Benarkah? Bukan begitu pelafalannya,” aku meragukannya.
“Leri?
Aku sudah lama tidak pulang,”
“Mbanya
mana? Pabrik Gula? Cepiring?”
Dan
celoteh anak-anak yang menyebutkan daerah-daerah yang kukenali dengan baik ini membuat mataku memanas. Aku sangat ingin sekali
berbincang banyak dengan mereka. Ingin bertanya banyak hal, belajar banyak hal.
Ingin memastikan bagaimana cara mereka membunuh rindu yang buncah. Ingin
menawarkan bantuan apa saja yang mungkin bisa kulakukan untuk mereka. Tapi,
waktu kami begitu sedikit.
Aku
mengikuti fasilitator tadi dan membuat kesepakatan bersama. Tanpa fasilitator
itu, aku ragu akan dapat berbincang dengan mereka saat kalimat yang akan keluar
dari tenggorokanku seperti tercekat ketika aku melihat pendar sayu dari bola
mata ABH di depan kami. Saat itu gerimis.
“Kau
dengar dia tadi bilang apa?” kata asisten OBI padaku saat kita hanya berdua.
Aku
mengangguk. “Ada keceriaan tersendiri,” ucapku menirukan kalimat seorang ABH ketika
kami menanyainya tentang perasaannya terhadap outbond yang baru saja
dilakukannya.
“Itu
artinya, selama ini ada yang mengganggunya. Mengusiknya, yah sesuatu seperti itu.”
Wah!
Begitukah?
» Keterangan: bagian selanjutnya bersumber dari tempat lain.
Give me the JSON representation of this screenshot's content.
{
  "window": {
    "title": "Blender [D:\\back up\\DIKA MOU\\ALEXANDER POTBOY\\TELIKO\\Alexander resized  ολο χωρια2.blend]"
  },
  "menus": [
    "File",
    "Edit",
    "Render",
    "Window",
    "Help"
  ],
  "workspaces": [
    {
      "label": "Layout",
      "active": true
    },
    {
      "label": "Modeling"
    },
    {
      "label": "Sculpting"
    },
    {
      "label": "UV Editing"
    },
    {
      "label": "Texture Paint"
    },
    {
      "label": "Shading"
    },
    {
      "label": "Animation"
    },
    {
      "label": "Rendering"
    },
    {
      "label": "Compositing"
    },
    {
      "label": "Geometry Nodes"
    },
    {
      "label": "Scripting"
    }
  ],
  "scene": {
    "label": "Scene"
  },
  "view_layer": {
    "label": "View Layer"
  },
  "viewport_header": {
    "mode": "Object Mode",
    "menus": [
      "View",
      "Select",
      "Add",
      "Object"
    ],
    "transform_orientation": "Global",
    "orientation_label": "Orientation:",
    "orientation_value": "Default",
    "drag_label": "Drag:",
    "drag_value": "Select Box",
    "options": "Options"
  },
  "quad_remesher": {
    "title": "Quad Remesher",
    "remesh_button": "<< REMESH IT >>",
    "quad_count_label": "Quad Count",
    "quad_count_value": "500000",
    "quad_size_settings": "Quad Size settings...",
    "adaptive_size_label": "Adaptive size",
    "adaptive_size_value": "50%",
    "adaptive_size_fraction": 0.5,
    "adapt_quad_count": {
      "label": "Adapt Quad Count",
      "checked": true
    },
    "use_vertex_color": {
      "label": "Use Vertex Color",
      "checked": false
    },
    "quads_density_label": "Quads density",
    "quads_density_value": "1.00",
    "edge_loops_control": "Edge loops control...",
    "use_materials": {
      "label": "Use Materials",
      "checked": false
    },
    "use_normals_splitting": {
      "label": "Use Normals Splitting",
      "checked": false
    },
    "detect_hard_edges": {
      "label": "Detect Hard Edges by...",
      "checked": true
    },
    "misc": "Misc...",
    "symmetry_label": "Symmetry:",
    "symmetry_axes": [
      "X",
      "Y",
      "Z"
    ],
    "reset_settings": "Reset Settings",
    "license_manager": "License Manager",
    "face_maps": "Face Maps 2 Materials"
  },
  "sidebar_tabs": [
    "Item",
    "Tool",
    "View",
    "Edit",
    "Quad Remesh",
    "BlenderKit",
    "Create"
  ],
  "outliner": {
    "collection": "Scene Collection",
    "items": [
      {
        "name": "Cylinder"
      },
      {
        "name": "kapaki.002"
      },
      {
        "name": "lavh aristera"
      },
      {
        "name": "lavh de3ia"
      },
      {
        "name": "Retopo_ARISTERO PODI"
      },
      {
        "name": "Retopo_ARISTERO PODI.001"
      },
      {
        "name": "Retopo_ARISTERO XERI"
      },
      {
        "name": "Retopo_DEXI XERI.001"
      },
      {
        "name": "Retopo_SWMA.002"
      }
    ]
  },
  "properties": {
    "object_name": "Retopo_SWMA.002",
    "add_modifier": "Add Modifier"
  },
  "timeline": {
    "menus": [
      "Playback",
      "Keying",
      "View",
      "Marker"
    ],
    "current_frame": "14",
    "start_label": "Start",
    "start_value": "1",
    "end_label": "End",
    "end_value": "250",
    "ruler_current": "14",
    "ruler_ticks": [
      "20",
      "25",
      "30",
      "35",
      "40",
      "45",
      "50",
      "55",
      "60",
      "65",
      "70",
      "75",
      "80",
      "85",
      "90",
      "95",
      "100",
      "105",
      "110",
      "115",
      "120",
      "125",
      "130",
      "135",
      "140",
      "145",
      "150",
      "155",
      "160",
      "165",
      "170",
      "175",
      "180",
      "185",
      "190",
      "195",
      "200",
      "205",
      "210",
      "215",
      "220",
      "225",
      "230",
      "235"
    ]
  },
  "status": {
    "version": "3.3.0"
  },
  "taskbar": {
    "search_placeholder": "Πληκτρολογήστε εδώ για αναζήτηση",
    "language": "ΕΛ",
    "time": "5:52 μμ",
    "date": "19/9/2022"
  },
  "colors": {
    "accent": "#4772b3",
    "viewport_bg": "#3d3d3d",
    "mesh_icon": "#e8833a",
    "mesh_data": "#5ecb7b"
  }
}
Aku mendongak, mencari kebenaran dari keseriusan kalimat yang tidak
berbanding lurus dengan keseriusan wajahnya. Aku bahkan tidak memikirkan hal
itu dan tidak menyimpulkan sesuatu pun. Ada apa ini? Aku seharusnya lebih jeli
melihat hal tersebut meski belum mengambil praktikum OBI. Apa insting jurnalisku
selama ini tidak berguna dan ternyata serendah itu? Mulai saat itu, aku
mendengarkan kalimatnya dan mencoba menarik kesimpulan dari setiap pernyataan
orang-orang. Aku kembali memintanya untuk mendapatkan izin agar bisa berbincang
dengan ABH yang lain …
Kami
mendapat kesempatan dan berbincang lagi tentang banyak hal dengan ABH lain. Ada ABH yang menertawaiku karena aku tidak tahu program televisi Katakan Putus yang selalu ditontonnya saat jadwal keluar dari bangsal. Ada ABH yang menceritakan mimpi-mimpi buruknya ketika berada di lapas. ABH terakhir yang kami wawancarai saat itu dengan malu-malu berkata padaku bahwa dia akan segera menikah dengan gadis yang namanya terukir di hati dan tato yang terletak pada lengan kirinya. Umurnya baru menapak angka ke delapan belas. Aku mendekap mulutku saat
mendengar kabar itu. Sementara asisten OBI di sampingku meneriakkan kata waahh
berulang dan memintaku untuk tidak baper. Binar mata ABH itu begitu bahagia. Aku memberinya ucapan selamat,
untuk kabar bahagia itu dan untuk kebebasannya beberapa hari lagi karena remisi
dari perayaan ulang tahun negara yang didapatnya.
Dan
waktu merangkak begitu cepat. Kalimat klise yang mengatakan setiap
pertemuan pasti ada perpisahan itu sedikit membuatku sedih. Ada banyak hal yang
masing ingin kuketahui …
Tapi
kami harus benar-benar undur diri.
Terima
kasih untuk pengalaman dan hari yang tidak akan pernah kulupakan seumur hidupku.